Asimismo, la película pone en cuestión nuestra época. Hoy delegamos conversaciones, compañía, escucha e incluso vínculos afectivos en tecnologías cada vez más sofisticadas. La pregunta deja de ser únicamente qué puede hacer la inteligencia artificial y pasa a ser qué ocurre con nuestra propia humanidad cuando empezamos a sustituir la presencia por la interacción tecnológica.

Aunque pertenecen a géneros y contextos diferentes, las obras mencionadas dialogan en torno a una misma cuestión filosófica fundamental: ¿Qué significa ser humano? ¿Es la razón aquello que nos define? ¿Lo es la conciencia? ¿La autonomía? ¿La capacidad de elegir? ¿O nuestra humanidad se encuentra precisamente en aquello que compartimos con los demás: la vulnerabilidad, el cuerpo, los afectos y la necesidad de vivir en relación?

El racionalismo moderno respondió privilegiando el pensamiento; el antropocentrismo, la superioridad del ser humano sobre el resto de la naturaleza; el ideal contemporáneo de la autosuficiencia exaltó la independencia como una meta deseable; y, el desarrollo de la inteligencia artificial vuelve a preguntarnos si basta una mente capaz de pensar, aprender y dialogar para hablar de una persona.

Sin embargo, tanto La teoría sueca del amor como Her y el capítulo "La chispa humana" de Homo Deus ponen en duda esas certezas.
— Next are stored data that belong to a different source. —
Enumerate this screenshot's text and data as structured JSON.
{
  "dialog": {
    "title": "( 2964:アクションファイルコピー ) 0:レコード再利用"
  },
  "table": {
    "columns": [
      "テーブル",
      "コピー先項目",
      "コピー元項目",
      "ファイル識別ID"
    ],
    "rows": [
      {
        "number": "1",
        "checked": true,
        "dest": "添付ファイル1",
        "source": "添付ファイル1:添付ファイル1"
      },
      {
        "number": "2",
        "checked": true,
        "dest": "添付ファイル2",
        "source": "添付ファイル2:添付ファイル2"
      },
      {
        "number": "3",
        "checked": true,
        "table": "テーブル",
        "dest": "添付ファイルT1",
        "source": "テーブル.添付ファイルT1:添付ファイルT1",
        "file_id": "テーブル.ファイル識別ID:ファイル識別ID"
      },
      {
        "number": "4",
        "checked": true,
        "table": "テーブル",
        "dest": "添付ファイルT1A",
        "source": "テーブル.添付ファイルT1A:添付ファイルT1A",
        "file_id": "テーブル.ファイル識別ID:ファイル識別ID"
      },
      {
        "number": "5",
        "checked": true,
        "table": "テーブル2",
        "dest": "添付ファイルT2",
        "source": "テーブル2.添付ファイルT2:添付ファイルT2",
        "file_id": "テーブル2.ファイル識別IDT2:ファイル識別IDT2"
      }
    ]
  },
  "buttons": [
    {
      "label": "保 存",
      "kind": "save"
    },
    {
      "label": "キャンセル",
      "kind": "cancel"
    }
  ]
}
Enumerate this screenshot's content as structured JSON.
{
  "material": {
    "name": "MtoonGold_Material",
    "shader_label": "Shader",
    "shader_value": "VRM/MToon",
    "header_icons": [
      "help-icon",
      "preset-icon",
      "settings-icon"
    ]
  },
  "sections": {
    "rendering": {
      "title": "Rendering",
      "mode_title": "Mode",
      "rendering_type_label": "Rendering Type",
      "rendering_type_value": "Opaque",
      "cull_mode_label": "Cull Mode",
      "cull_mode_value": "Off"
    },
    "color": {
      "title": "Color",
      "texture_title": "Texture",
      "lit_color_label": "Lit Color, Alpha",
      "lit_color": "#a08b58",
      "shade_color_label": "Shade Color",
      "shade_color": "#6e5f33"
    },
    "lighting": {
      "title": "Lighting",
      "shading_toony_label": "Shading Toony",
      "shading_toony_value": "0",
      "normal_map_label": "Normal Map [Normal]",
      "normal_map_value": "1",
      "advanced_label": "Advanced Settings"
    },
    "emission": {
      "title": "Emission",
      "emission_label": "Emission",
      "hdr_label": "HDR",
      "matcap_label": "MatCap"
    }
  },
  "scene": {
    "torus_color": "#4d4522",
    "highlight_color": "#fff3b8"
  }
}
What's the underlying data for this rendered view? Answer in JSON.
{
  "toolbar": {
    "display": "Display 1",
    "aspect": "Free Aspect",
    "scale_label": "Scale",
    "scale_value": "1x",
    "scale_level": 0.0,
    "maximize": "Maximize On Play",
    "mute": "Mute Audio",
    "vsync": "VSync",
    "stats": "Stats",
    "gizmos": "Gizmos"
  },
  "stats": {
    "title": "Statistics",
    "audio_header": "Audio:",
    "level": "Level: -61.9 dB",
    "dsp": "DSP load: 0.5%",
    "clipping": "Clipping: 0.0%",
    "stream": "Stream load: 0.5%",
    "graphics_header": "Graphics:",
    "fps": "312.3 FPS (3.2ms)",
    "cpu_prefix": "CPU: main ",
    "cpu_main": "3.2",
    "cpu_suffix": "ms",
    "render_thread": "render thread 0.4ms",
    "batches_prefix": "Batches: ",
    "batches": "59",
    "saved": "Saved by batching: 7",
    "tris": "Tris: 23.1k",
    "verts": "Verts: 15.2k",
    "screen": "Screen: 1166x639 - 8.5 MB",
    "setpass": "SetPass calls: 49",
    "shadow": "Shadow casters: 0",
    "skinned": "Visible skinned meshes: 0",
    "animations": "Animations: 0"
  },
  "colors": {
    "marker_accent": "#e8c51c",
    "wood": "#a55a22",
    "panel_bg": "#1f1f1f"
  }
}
Nos muestran que aquello que llamamos "ser humano" quizá no pueda reducirse a la inteligencia, ni a la racionalidad, ni a un supuesto "yo" esencial e inmutable.

Tal vez ser humano no consista en alcanzar una independencia absoluta, sino en reconocer que somos seres corporales, vulnerables e interdependientes; que nuestra identidad no se construye en aislamiento, sino en el encuentro con otras personas, con la naturaleza y con el mundo que habitamos.

La filosofía nos recuerda que pensar nunca ha sido suficiente para existir. También necesitamos sentir, habitar un cuerpo, establecer vínculos, cuidar y dejarnos cuidar. Incluso nuestra conciencia surge en medio del lenguaje, la cultura y las relaciones que hacen posible nuestra vida.

Quizá el "yo" no sea una entidad cerrada sobre sí misma, sino un proceso que se transforma continuamente en diálogo con los demás. Posiblemente el alma, si aún queremos conservar esa palabra, no sea aquello que nos separa del cuerpo o del mundo, sino el nombre que damos a esa dimensión de la experiencia humana que nos permite reconocernos, vincularnos y otorgar sentido a nuestra existencia.

Más que ofrecer una respuesta definitiva, la filosofía nos invita a mantener abierta la pregunta. Porque preguntarnos qué significa ser humano es, al mismo tiempo, preguntarnos qué lugar ocupa el cuerpo en nuestra identidad, qué papel tienen los otros en nuestra vida, cómo queremos relacionarnos con la tecnología y de qué manera deseamos habitar el mundo.